Love is All You Need

Sometimes, if I’m having a particularly rough day at work, I leave at lunch and just go sit in a parking lot away from my office. I listen to music, read, have a quick bite to eat, but there are days that the solitude and silence is dear and I just want to be alone.

Today is one of those days. As I am mentally preparing for the afternoon, I see an old, time-worn pickup truck driven by an even older, more worn man heading towards me, and he pulls remarkably close with his window down. Doors already locked, I crack my window a bit.

“Sweetheart, are you okay? You alright?”

I laugh. “Yes, I am! Thanks for checking, but sometimes I just need to get out of the office for a few minutes, I’m fine, thank you!”

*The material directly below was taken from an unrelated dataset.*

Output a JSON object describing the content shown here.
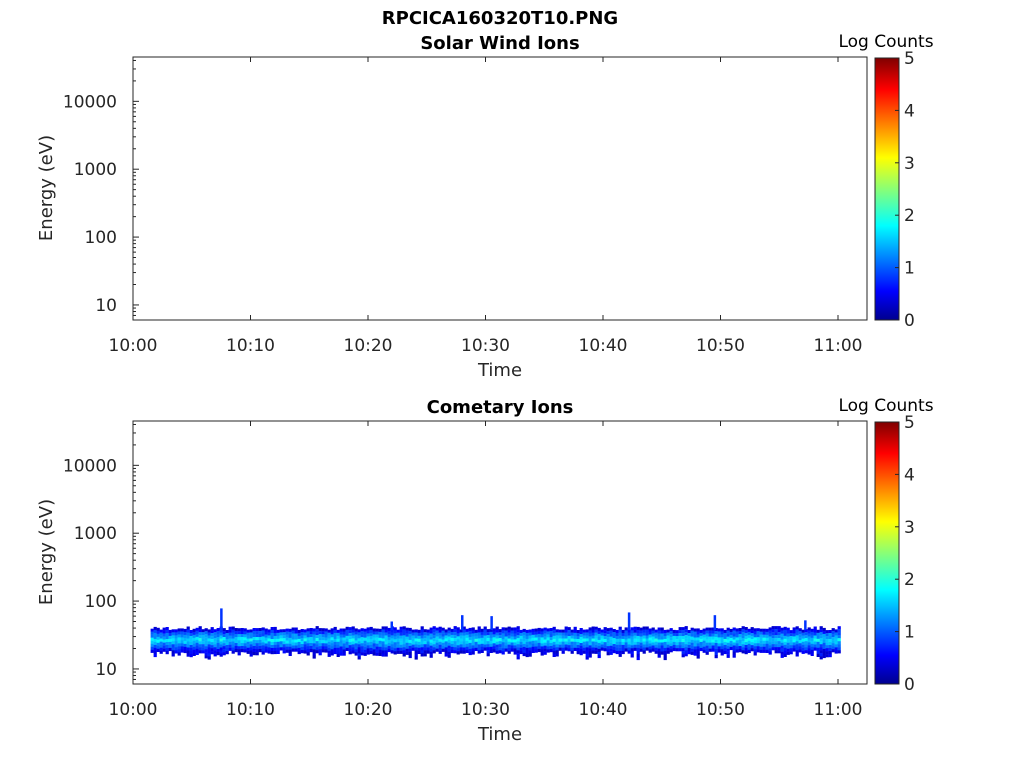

His eyes widen and a glint of mania shines. “You gotta be careful out here, there are MUSLIMS EVERYWHERE. I am an Evangelist, and THOSE PEOPLE are EVIL and DANGEROUS” (Normally I would avoid type-yelling, but I really think he might have been speaking in all caps. As close as I’ve ever seen it done, at least.)

This man does not know me at all. For all he knows, I am one of those legion Muslims, one of those he goes on to berate and vilify as I congratulate myself for having the door locked, and contemplate a new Lunch Break Hiding Spot.

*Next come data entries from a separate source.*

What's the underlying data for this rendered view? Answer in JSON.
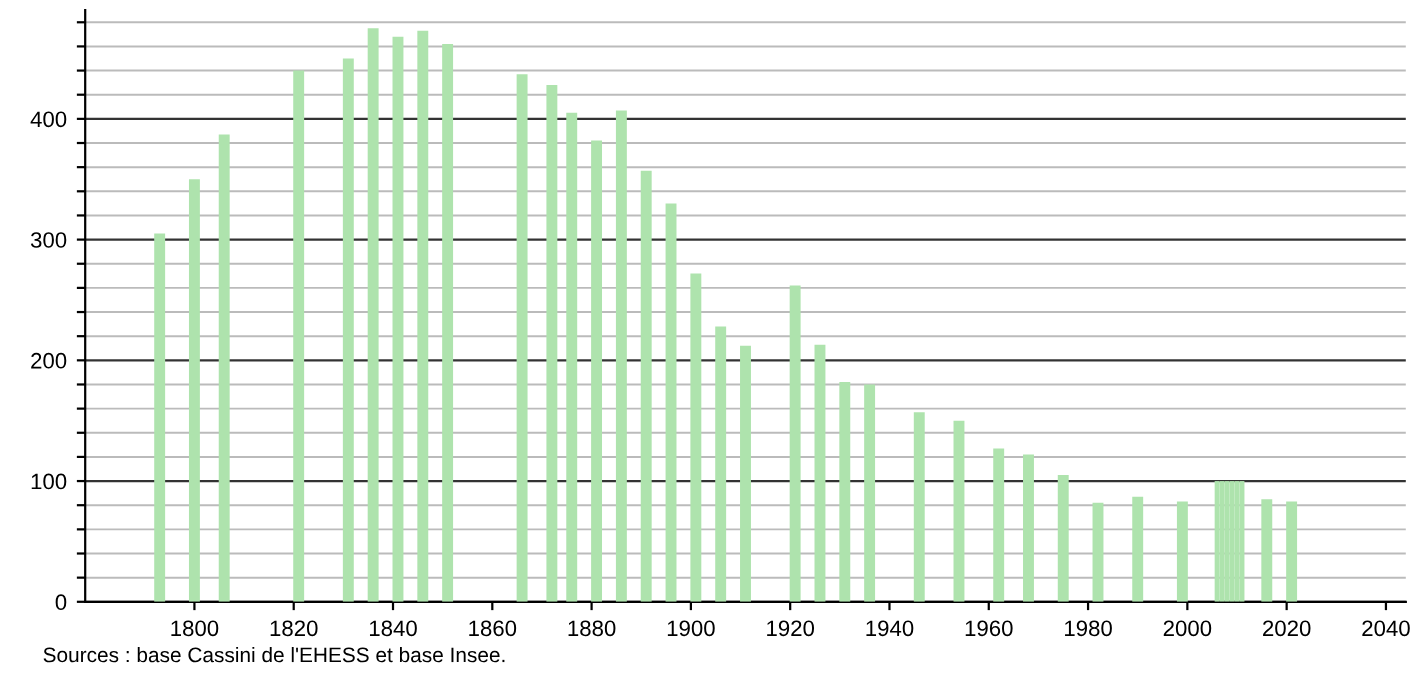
{
  "chart_data": {
    "type": "bar",
    "x": [
      1793,
      1800,
      1806,
      1821,
      1831,
      1836,
      1841,
      1846,
      1851,
      1866,
      1872,
      1876,
      1881,
      1886,
      1891,
      1896,
      1901,
      1906,
      1911,
      1921,
      1926,
      1931,
      1936,
      1946,
      1954,
      1962,
      1968,
      1975,
      1982,
      1990,
      1999,
      2006,
      2007,
      2008,
      2009,
      2010,
      2011,
      2016,
      2021
    ],
    "values": [
      305,
      350,
      387,
      440,
      450,
      475,
      468,
      473,
      462,
      437,
      428,
      405,
      382,
      407,
      357,
      330,
      272,
      228,
      212,
      262,
      213,
      182,
      180,
      157,
      150,
      127,
      122,
      105,
      82,
      87,
      83,
      100,
      100,
      100,
      100,
      100,
      100,
      85,
      83
    ],
    "color": "#aee3ad",
    "xlim": [
      1778,
      2044
    ],
    "xticks": [
      1800,
      1820,
      1840,
      1860,
      1880,
      1900,
      1920,
      1940,
      1960,
      1980,
      2000,
      2020,
      2040
    ],
    "ylim": [
      0,
      490
    ],
    "yticks": [
      0,
      {
        "value": 20,
        "label": null
      },
      {
        "value": 40,
        "label": null
      },
      {
        "value": 60,
        "label": null
      },
      {
        "value": 80,
        "label": null
      },
      100,
      {
        "value": 120,
        "label": null
      },
      {
        "value": 140,
        "label": null
      },
      {
        "value": 160,
        "label": null
      },
      {
        "value": 180,
        "label": null
      },
      200,
      {
        "value": 220,
        "label": null
      },
      {
        "value": 240,
        "label": null
      },
      {
        "value": 260,
        "label": null
      },
      {
        "value": 280,
        "label": null
      },
      300,
      {
        "value": 320,
        "label": null
      },
      {
        "value": 340,
        "label": null
      },
      {
        "value": 360,
        "label": null
      },
      {
        "value": 380,
        "label": null
      },
      400,
      {
        "value": 420,
        "label": null
      },
      {
        "value": 440,
        "label": null
      },
      {
        "value": 460,
        "label": null
      },
      {
        "value": 480,
        "label": null
      }
    ],
    "grid": "y",
    "annotations": [
      "Sources : base Cassini de l'EHESS et base Insee."
    ]
  }
}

“Do you pray for them?” I smile sweetly. The words are out of my mouth before I have time to consider them completely.

“I pray for AMERICA. I pray for OUR COUNTRY!”

“Since you said you’re an Evangelist I feel comfortable saying this to you,” I say conspiratorially, “I’m also a Christian. It makes me much happier to pray for people who I think may be evil, or who are misled or walking a dangerous path. It’s easier to be scared or angry, but as we should try to live in a Christ-like way, I feel compelled to pray for them. Maybe my one little prayer turns one person to Jesus. That’s enough for me.” I don’t mention that I don’t find Muslims to be evil, misled, or walking a dangerous path, but he doesn’t ask, either.

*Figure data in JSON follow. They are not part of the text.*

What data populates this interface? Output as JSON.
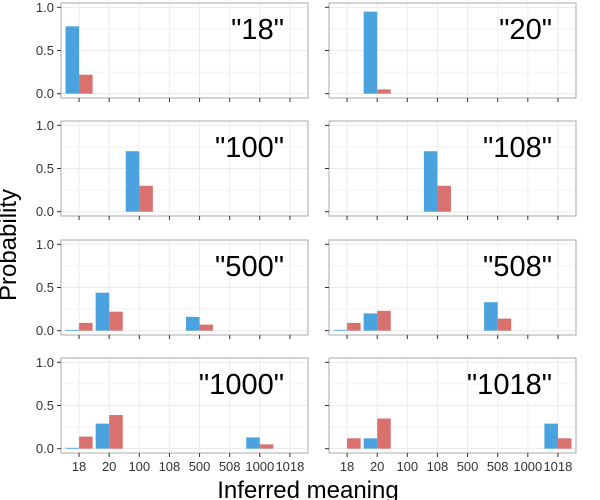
{
  "chart_data": {
    "type": "bar",
    "xlabel": "Inferred meaning",
    "ylabel": "Probability",
    "categories": [
      "18",
      "20",
      "100",
      "108",
      "500",
      "508",
      "1000",
      "1018"
    ],
    "ylim": [
      0,
      1
    ],
    "yticks": [
      "0.0",
      "0.5",
      "1.0"
    ],
    "grid": true,
    "layout": {
      "rows": 4,
      "cols": 2
    },
    "colors": {
      "series1": "#4aa3df",
      "series2": "#d9716e",
      "panel_border": "#aaaaaa",
      "grid": "#ececec"
    },
    "panels": [
      {
        "title": "\"18\"",
        "series": [
          {
            "values": [
              0.78,
              0.0,
              0.0,
              0.0,
              0.0,
              0.0,
              0.0,
              0.0
            ]
          },
          {
            "values": [
              0.22,
              0.0,
              0.0,
              0.0,
              0.0,
              0.0,
              0.0,
              0.0
            ]
          }
        ]
      },
      {
        "title": "\"20\"",
        "series": [
          {
            "values": [
              0.0,
              0.95,
              0.0,
              0.0,
              0.0,
              0.0,
              0.0,
              0.0
            ]
          },
          {
            "values": [
              0.0,
              0.05,
              0.0,
              0.0,
              0.0,
              0.0,
              0.0,
              0.0
            ]
          }
        ]
      },
      {
        "title": "\"100\"",
        "series": [
          {
            "values": [
              0.0,
              0.0,
              0.7,
              0.0,
              0.0,
              0.0,
              0.0,
              0.0
            ]
          },
          {
            "values": [
              0.0,
              0.0,
              0.3,
              0.0,
              0.0,
              0.0,
              0.0,
              0.0
            ]
          }
        ]
      },
      {
        "title": "\"108\"",
        "series": [
          {
            "values": [
              0.0,
              0.0,
              0.0,
              0.7,
              0.0,
              0.0,
              0.0,
              0.0
            ]
          },
          {
            "values": [
              0.0,
              0.0,
              0.0,
              0.3,
              0.0,
              0.0,
              0.0,
              0.0
            ]
          }
        ]
      },
      {
        "title": "\"500\"",
        "series": [
          {
            "values": [
              0.01,
              0.44,
              0.0,
              0.0,
              0.16,
              0.0,
              0.0,
              0.0
            ]
          },
          {
            "values": [
              0.09,
              0.22,
              0.0,
              0.0,
              0.07,
              0.0,
              0.0,
              0.0
            ]
          }
        ]
      },
      {
        "title": "\"508\"",
        "series": [
          {
            "values": [
              0.01,
              0.2,
              0.0,
              0.0,
              0.0,
              0.33,
              0.0,
              0.0
            ]
          },
          {
            "values": [
              0.09,
              0.23,
              0.0,
              0.0,
              0.0,
              0.14,
              0.0,
              0.0
            ]
          }
        ]
      },
      {
        "title": "\"1000\"",
        "series": [
          {
            "values": [
              0.01,
              0.29,
              0.0,
              0.0,
              0.0,
              0.0,
              0.13,
              0.0
            ]
          },
          {
            "values": [
              0.14,
              0.39,
              0.0,
              0.0,
              0.0,
              0.0,
              0.05,
              0.0
            ]
          }
        ]
      },
      {
        "title": "\"1018\"",
        "series": [
          {
            "values": [
              0.0,
              0.12,
              0.0,
              0.0,
              0.0,
              0.0,
              0.0,
              0.29
            ]
          },
          {
            "values": [
              0.12,
              0.35,
              0.0,
              0.0,
              0.0,
              0.0,
              0.0,
              0.12
            ]
          }
        ]
      }
    ]
  }
}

He looks like he has been struck by lightening. “You know, that’s a really good thought. That’s…that’s good, yeah!” He beams and tells me to have a great day, and God Bless, and I return the compliments before he drives away.

It’s a nice thought that he may have actually been struck by the realization that love should be our go-to weapon against darkness and against fear (You know, that whole “Love thy neighbor” thing). I won’t hold my breath, but I’ll certainly say a prayer for him.